"By a system of steady and just treatment he has obtained a complete mastery, exempt from lawless intimidation or control, over the various servants and agents employed by him, and his establishment is popular with all classes on account of its general usefulness and the fair liberal spirit of its management. The success achieved by this spirited gentleman is the result, not of a single speculation, which might have been favoured by local circumstances, but of a series of distinct experiments, all of which have been successful."
When the railways were actually made and opened, they ran right through the centre of Bianconi's long-established systems of communication. They broke up his lines, and sent them to the right and left. But, though they greatly disturbed him, they did not destroy him. In his enterprising hands the railways merely changed the direction of the cars. He had at first to take about a thousand horses off the road, with thirty-seven vehicles, travelling 2446 miles daily. But he remodelled his system so as to run his cars between the railway-stations and the towns to the right and left of the main lines.
He also directed his attention to those parts of Ireland which had not before had the benefit of his conveyances. And in thus still continuing to accommodate the public, the number of his horses and carriages again increased, until, in 1861, he was employing 900 horses, travelling over 4000 miles daily; and in 1866, when he resigned his business, he was running only 684 miles daily below the maximum run in 1845, before the railways had begun to interfere with his traffic.
His cars were then running to Dungarvan, Waterford, and Wexford in the south-west of Ireland; to Bandon, Rosscarbery, Skibbereen, and Cahirciveen, in the south; to Tralee, Galway, Clifden, Westport, and Belmullet in the west; to Sligo, Enniskillen, Strabane, and Letterkenny in the north; while, in the centre of Ireland, the towns of Thurles, Kilkenny, Birr, and Ballinasloe were also daily served by the cars of Bianconi.
At the meeting of the British Association, held in Dublin in 1857, Mr. Bianconi mentioned a fact which, he thought, illustrated the increasing prosperity of the country and the progress of the people. It was, that although the population had so considerably decreased by emigration and other causes, the proportion of travellers by his conveyances continued to increase, demonstrating not only that the people had more money, but that they appreciated the money value of time, and also the advantages of the car system established for their accommodation.
Although railways must necessarily have done much to promote the prosperity of Ireland, it is very doubtful whether the general passenger public were not better served by the cars of Bianconi than by the railways which superseded them. Bianconi's cars were on the whole cheaper, and were always run en correspondence, so as to meet each other; whereas many of the railway trains in the south of Ireland, under the competitive system existing between the several companies, are often run so as to miss each other. The present working of the Irish railway traffic provokes perpetual irritation amongst the Irish people, and sufficiently accounts for the frequent petitions presented to Parliament that they should be taken in hand and worked by the State.

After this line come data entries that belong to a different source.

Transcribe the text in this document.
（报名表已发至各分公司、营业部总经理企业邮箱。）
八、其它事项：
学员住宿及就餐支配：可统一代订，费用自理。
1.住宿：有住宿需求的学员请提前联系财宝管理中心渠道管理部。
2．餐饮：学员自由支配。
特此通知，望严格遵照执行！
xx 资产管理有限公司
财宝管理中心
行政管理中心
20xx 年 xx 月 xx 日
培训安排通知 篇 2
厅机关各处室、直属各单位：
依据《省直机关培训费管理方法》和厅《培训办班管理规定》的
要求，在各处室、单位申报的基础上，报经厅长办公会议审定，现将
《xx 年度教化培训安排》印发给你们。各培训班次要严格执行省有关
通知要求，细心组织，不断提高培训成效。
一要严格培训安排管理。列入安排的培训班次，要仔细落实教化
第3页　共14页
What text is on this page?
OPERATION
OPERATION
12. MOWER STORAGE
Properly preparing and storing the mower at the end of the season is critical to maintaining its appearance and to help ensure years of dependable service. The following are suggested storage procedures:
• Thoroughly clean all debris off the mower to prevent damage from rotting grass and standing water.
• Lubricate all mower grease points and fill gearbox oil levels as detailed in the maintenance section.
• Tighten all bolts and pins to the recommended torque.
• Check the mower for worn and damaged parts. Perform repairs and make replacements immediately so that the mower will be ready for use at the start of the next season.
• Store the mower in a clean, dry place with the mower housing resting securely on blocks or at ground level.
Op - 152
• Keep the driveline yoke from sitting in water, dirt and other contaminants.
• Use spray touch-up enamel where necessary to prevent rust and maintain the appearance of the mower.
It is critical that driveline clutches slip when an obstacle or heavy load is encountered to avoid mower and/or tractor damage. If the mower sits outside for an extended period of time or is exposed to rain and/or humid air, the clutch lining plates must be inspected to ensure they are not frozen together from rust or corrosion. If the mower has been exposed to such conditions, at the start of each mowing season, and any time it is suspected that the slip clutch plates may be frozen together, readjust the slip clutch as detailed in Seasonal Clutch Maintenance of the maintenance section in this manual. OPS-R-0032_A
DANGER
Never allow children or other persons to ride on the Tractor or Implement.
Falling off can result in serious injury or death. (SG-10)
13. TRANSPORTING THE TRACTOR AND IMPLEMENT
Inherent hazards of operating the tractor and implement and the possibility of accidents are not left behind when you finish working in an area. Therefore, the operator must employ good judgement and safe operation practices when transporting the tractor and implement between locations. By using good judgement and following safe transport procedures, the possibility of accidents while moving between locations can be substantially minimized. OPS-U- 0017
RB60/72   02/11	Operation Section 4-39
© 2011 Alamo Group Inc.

Bianconi continued to superintend his great car establishment until within the last few years. He had a constitution of iron, which he expended in active daily work. He liked to have a dozen irons in the fire, all red-hot at once. At the age of seventy he was still a man in his prime; and he might be seen at Clonmel helping, at busy times, to load the cars, unpacking and unstrapping the luggage where it seemed to be inconveniently placed; for he was a man who could never stand by and see others working without having a hand in it himself. Even when well on to eighty, he still continued to grapple with the immense business involved in working a traffic extending over two thousand five hundred miles of road.
Nor was Bianconi without honour in his adopted country. He began his great enterprise in 1815, though it was not until 1831 that he obtained letters of naturalisation. His application for these privileges was supported by the magistrates of Tipperary and by the Grand Jury, and they were at once granted. In 1844 he was elected Mayor of Clonmel, and took his seat as Chairman at the Borough Petty Sessions to dispense justice.
The first person brought before him was James Ryan, who had been drunk and torn a constable's belt. "Well, Ryan," said the magistrate, "what have you to say?" "Nothing, your worship; only I wasn't drunk." "Who tore the constable's belt?" "He was bloated after his Christmas dinner, your worship, and the belt burst!" "You are so very pleasant," said the magistrate, "that you will have to spend forty-eight hours in gaol."
He was re-elected Mayor in the following year, very much against his wish. He now began to buy land, for "land hunger" was strong upon him. In 1846 he bought the estate of Longfield, in the parish of Boherlahan, county of Tipperary. It consisted of about a thousand acres of good land, with a large cheerful house overlooking the river Suir. He went on buying more land, until he became possessor of about eight thousand English acres.